Hm... depends on the size of your tank. Also, remember that cleaners dont clean the tank _for_ you, they make their own messes too


----------



## Byte (Jan 15, 2011)

I understand that I still have to clean my tank regularly (as I do) I just wanted a little aid due to his supposed fin rot of keeping the place clean.

The tank is 2.5 gallons and it does have a Mystery Snail in it too, but I don't really think he does any cleaning... Just... Exploring


----------



## Here Fishy Fishy Fishy (Oct 29, 2010)

Byte,

With your exploring snail, you're at max bioload for the size tank you have now. Please don't add any other creatures until you acquire a larger tank. 

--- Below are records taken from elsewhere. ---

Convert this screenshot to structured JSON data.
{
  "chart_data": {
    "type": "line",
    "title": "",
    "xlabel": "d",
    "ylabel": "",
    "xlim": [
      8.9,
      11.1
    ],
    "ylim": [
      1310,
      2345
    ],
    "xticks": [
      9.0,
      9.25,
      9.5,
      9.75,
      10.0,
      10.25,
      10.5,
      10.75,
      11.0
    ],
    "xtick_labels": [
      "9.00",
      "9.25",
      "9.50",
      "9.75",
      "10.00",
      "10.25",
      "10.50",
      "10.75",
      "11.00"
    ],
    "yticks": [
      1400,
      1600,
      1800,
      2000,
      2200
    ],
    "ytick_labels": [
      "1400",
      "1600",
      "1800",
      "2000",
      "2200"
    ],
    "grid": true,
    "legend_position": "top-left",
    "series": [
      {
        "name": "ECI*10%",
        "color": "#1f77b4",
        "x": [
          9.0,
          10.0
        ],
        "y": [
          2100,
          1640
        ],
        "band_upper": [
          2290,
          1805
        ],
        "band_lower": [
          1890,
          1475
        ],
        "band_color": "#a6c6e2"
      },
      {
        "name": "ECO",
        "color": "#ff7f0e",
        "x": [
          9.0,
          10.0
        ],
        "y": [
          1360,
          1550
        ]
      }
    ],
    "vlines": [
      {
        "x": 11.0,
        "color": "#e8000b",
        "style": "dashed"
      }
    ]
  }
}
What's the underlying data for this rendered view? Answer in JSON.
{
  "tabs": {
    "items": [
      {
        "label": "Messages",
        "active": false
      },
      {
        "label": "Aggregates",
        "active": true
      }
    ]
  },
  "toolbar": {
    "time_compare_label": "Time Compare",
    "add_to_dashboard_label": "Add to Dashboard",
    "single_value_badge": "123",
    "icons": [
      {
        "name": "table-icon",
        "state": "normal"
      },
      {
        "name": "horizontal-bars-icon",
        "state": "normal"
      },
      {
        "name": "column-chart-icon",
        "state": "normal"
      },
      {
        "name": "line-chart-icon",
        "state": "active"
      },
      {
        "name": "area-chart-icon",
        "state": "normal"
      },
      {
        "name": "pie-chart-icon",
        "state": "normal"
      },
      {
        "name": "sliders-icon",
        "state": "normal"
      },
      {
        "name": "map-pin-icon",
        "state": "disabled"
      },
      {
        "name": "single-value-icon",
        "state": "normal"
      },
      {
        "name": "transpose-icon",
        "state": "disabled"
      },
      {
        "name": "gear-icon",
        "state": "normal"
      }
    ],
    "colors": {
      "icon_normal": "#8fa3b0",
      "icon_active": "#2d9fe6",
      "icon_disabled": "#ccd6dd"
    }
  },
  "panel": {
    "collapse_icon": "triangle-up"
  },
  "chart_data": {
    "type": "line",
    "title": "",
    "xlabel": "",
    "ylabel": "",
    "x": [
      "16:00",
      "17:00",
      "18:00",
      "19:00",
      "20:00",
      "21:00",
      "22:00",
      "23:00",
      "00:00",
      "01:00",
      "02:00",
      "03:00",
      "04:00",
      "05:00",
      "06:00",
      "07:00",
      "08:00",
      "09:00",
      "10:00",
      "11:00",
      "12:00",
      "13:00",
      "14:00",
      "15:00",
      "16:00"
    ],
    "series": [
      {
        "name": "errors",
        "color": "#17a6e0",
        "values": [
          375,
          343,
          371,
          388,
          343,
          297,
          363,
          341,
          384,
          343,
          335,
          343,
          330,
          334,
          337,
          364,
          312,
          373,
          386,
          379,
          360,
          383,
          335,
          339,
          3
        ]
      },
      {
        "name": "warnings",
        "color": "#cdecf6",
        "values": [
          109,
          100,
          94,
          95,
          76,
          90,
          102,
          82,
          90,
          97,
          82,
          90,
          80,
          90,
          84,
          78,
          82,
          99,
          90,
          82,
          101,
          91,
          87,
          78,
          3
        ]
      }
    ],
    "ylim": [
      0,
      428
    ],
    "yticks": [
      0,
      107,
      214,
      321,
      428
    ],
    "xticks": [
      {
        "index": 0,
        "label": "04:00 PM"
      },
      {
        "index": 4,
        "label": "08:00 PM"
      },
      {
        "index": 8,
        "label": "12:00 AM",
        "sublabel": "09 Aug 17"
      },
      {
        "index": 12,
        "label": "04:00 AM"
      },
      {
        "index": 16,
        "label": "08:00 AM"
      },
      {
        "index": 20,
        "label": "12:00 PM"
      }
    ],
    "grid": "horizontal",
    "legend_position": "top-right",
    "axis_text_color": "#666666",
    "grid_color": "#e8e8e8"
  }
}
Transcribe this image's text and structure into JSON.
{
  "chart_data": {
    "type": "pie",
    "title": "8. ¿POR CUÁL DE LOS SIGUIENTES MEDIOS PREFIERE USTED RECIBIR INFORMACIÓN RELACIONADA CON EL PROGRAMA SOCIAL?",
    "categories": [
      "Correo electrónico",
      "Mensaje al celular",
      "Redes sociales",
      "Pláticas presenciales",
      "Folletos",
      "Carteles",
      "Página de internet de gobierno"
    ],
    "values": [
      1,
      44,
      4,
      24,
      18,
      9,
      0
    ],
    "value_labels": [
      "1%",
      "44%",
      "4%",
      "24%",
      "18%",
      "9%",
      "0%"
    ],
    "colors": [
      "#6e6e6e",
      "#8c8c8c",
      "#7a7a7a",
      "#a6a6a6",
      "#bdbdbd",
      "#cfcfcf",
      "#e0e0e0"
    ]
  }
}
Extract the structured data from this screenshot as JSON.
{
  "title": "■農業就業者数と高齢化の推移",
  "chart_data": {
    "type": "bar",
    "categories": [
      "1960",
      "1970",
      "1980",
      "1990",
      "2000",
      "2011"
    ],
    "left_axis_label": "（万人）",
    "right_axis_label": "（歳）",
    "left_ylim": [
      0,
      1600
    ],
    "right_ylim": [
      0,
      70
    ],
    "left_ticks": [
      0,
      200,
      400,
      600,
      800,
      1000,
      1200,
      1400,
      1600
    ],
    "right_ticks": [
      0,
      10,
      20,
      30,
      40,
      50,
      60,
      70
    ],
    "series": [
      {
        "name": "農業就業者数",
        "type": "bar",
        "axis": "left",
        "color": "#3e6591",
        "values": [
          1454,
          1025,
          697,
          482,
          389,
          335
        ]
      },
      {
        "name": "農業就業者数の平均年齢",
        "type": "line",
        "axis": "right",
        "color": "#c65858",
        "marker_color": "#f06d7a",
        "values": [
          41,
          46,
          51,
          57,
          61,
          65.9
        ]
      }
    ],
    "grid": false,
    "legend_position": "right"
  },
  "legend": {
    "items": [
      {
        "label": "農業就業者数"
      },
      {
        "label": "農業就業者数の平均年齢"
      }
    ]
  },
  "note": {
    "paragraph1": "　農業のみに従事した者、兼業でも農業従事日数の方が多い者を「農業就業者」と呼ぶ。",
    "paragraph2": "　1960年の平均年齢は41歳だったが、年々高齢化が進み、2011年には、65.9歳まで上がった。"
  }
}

Also, I wanted to warn you to be careful when considering buying catfish/corys for your tank... they range in adult length from 1.25" to several feet long! Be sure you know what size the adults of any given species 'grown out' to.


----------



## bettafish15 (Oct 3, 2010)

Ah, snails and shrimp and other bottom feeders wont help water quality for your betta. Finrot is caused by bad water quality, and "cleaning" critters only clean algae really.  I hear nerite snails are good for algae though. You could swap out your mystery snail for a nerite if you wanted.


----------



## Byte (Jan 15, 2011)

I don't have any algae in the tank so I guess it's a bit pointless. I don't think I'd ever add any extra fish to my tank, even if it were bigger

Thank you for the help and suggestions as always


----------